The problem, of course, is those people living in their old community. They did not go away, become more prosperous, or become more likely to be insured. They just lost their only source of health care. It’s hard to completely blame the FQHC, for all other providers left that community long ago, although the FQHC was specifically designed to fill these gaps. It is possible, and popular, to blame the “illegals” who make up much of this abandoned population, but while this works for propaganda, it is not so smart in reality. These people are here, and absent access to primary and preventive care they will continue to show up in emergency rooms to receive care for advanced disease that could have been treated more cost-effectively.*
Fortunately for this community, an independent, non-federally supported, safety net clinic (disclaimer: I am on its Board) has opened a small satellite in the basement of a church in that community. In doing so, it is not employing a traditional business plan; it is going where the need is, rather than where it can expect to make money. This will be a good thing for the people of that community, but it is no solution to the health care crisis, and cannot be expected to be replicated everywhere as a means of patching those chinks in our system. Not only does it depend upon funding from private foundations to exist, it depends upon enormous “in kind” contributions from its health care providers, doctors and dentists and nurses, who all receive the same wage as every other worker in the clinic, currently $12/hour.
But it could work on a national basis; not the part about doctors and dentists earning $12 an hour (we’re not talking here about $400,000 instead of $600,000!), but rather a national plan for a system that is predicated not on profit but on caring for people. A health care system which did not discriminate among people, but ensured that providers caring for everyone could survive and make a living, so that there would not be big parts of our population left out. Like a single-payer plan. Like Medicare for All.
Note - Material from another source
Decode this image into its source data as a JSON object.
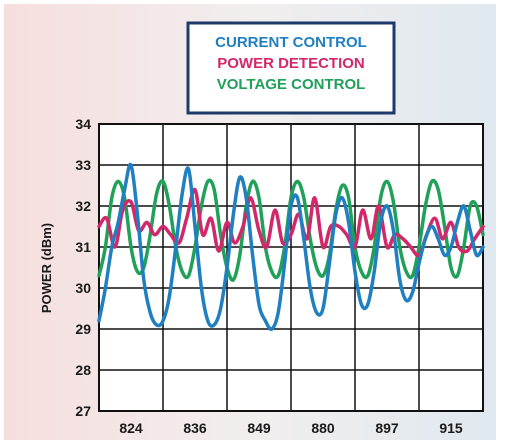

Our system is upside down. Every other first world country has a health system built upon the idea that everyone is entitled to access to health care. Financial incentives to providers and insurers may work to fill some gaps. Ours uses financial incentives to provide care to a majority of our population, but it is a shrinking percent and even for them the coverage is decreasing and the cost is rising, and volunteerism and sacrifice are relied upon to fill the holes.
A health system for our country should start with ensuring access to high-quality health care for all our people. As I have discussed before, it may actually save money, but the reason to do it is that it is the right thing to do.
*This is not to mention that they work and pay taxes – often payroll, but certainly sales taxes – for low wages. What happens when they really leave – see “Arizona” – is there aren’t enough people to do these jobs, and aren’t enough people to rent housing – causing a major negative financial ripple effect.
I'm beginning to feel less than optimistic that true health care reform is within the realm of possibility. Why is it so difficult for Congress to do the right thing?